Politicians celebrate life of Lord Jeremy Heywood at Westminster Abbey service
Prime Minister Theresa May and three of her predecessors paid tribute to the former head of the Civil Service who died of cancer last year.
Senior figures from across the political spectrum have gathered at Westminster Abbey for a memorial service to celebrate the life and work of a former cabinet secretary.
Lord Jeremy Heywood, who spent four years as head of the Civil Service, died of cancer in November last year at the age of 56, days after retiring through ill-health.
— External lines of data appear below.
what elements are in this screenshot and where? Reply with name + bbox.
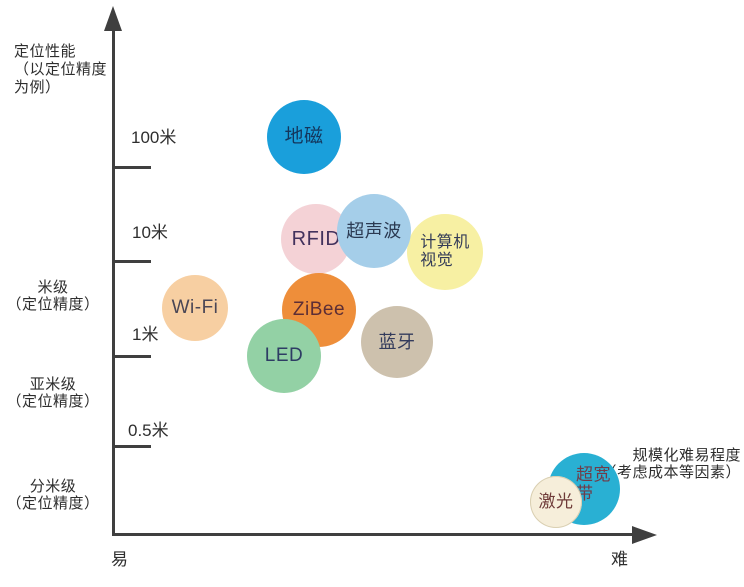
y-axis-title-line: 定位性能: [14, 43, 77, 60]
bubble-label-geomagnetic: 地磁: [284, 126, 324, 148]
bubble-geomagnetic: 地磁: [267, 100, 341, 174]
y-axis-tick-label: 10米: [132, 223, 168, 242]
x-axis-arrow-icon: [632, 526, 657, 544]
bubble-label-ultrasonic: 超声波: [346, 220, 402, 241]
bubble-label-wifi: Wi-Fi: [171, 297, 219, 319]
bubble-laser: 激光: [530, 476, 582, 528]
bubble-bluetooth: 蓝牙: [361, 306, 433, 378]
y-axis-title: 定位性能 （以定位精度 为例）: [14, 43, 107, 97]
x-axis-max-label: 难: [611, 550, 628, 569]
y-axis-band-label: 亚米级 （定位精度）: [6, 376, 100, 410]
y-axis-arrow-icon: [104, 6, 122, 31]
y-axis-title-line: （以定位精度: [14, 61, 108, 78]
bubble-label-led: LED: [264, 345, 304, 367]
y-axis-tick-label: 100米: [131, 128, 177, 147]
x-axis-title-line: （考虑成本等因素）: [601, 463, 741, 481]
y-axis-tick-mark: [112, 445, 151, 448]
x-axis-title: 规模化难易程度 （考虑成本等因素）: [601, 447, 741, 481]
bubble-led: LED: [247, 319, 321, 393]
bubble-label-laser: 激光: [538, 492, 574, 512]
y-axis-tick-mark: [112, 355, 151, 358]
y-axis-title-line: 为例）: [14, 79, 61, 96]
bubble-label-bluetooth: 蓝牙: [378, 331, 416, 352]
y-axis-tick-label: 0.5米: [128, 421, 169, 440]
x-axis-line: [112, 533, 634, 536]
bubble-zibee: ZiBee: [282, 273, 356, 347]
x-axis-min-label: 易: [111, 550, 128, 569]
bubble-ultrasonic: 超声波: [337, 194, 411, 268]
y-axis-tick-label: 1米: [132, 325, 159, 344]
bubble-label-computer-vision: 计算机 视觉: [420, 234, 470, 269]
y-axis-band-label: 米级 （定位精度）: [6, 279, 100, 313]
bubble-computer-vision: 计算机 视觉: [407, 214, 483, 290]
y-axis-line: [112, 26, 115, 536]
x-axis-title-line: 规模化难易程度: [632, 447, 741, 464]
y-axis-tick-mark: [112, 166, 151, 169]
bubble-label-rfid: RFID: [291, 227, 341, 250]
bubble-label-zibee: ZiBee: [292, 299, 346, 321]
y-axis-band-label: 分米级 （定位精度）: [6, 478, 100, 512]
bubble-wifi: Wi-Fi: [162, 275, 228, 341]
y-axis-tick-mark: [112, 260, 151, 263]
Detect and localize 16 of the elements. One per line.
His position as one of Whitehall’s most senior mandarins under four successive prime ministers led him to be regarded as a key behind-the-scenes influence in the shaping of modern Britain.
Casting aside any political differences, Prime Minister Theresa May and her predecessors, David Cameron, Tony Blair and Gordon Brown, gathered at Westminster Abbey on Thursday for a thanksgiving service.
They were joined by Lord Heywood’s wife, Suzanne, his family, friends and former colleagues, as well as civil servants and political figures, including ex-deputy prime minister Nick Clegg and former chancellor George Osborne, as they marked his work and life.
In a testimony delivered without notes, Mrs May hailed Lord Heywood as “the greatest public servant of our time”, adding that he was “not just an extraordinary adviser but an extraordinary doer”.
“Nothing stopped him until he found a solution,” she said. “Whatever the issue was, Jeremy always sorted it and time and time again.”
Mr Cameron stressed that not only was Lord Heywood a great man, but a “good man in every sense of the word”.
He added: “Loyal, incredibly hard-working, a team player and with a deep moral sense of right and wrong. He possessed a huge brain and he devoted it to public service, and the nation should be grateful.”
In a cross-party show of respect, Mr Blair remarked that Lord Heywood not only represented the Civil Service, but lived it and “defended it in the face of politics high or low”.
Mr Clegg celebrated Lord Heywood’s tenacity and intellect, and Mr Brown described him as a “creative genius in the thick of it”, adding that he was a “great man” who “achieved so much in so little time”.
“In May 2010 I left a handwritten note to David Cameron saying something like ‘The country is in good hands, Jeremy is running it’,” he said to laughter.
Among other attendees were Alastair Campbell, Ed Balls, Yvette Cooper, David and Ed Miliband, as well as Amber Rudd, Brandon Lewis, James Brokenshire, David Lidington, Greg Clarke, Matt Hancock, Julian Smith, Brexit adviser Olly Robbins and current Cabinet Secretary Sir Mark Sedwill.
Lord Heywood, then Sir Jeremy, became Cabinet Secretary in 2012 and previously served as principal private secretary to prime ministers Mr Blair and Mr Brown, chief of staff to Mr Brown and Downing Street permanent secretary to Mr Cameron.
The father-of-three revealed earlier last year that he had been diagnosed with cancer in June 2017, but remained in post during a summer of political upheaval triggered by the shock general election result.
Taking a leave of absence last June, he announced on October 24 that he was stepping down, with then acting Cabinet Secretary Sir Mark taking over the role on a permanent basis.
He was invested as Lord Heywood of Whitehall in October last year in recognition of his distinguished service to public life.
Addressing the congregation, his widow, Lady Heywood, highlighted that, despite the demands of his job, her husband had the ability to be “completely present when he was with us despite the many challenges of his working life”.
During the hour-long service, Welsh singer Cerys Matthews sang Bob Dylan’s Don’t Think Twice, It’s All Right, and the Abbey’s bells were rung at the end of the memorial event.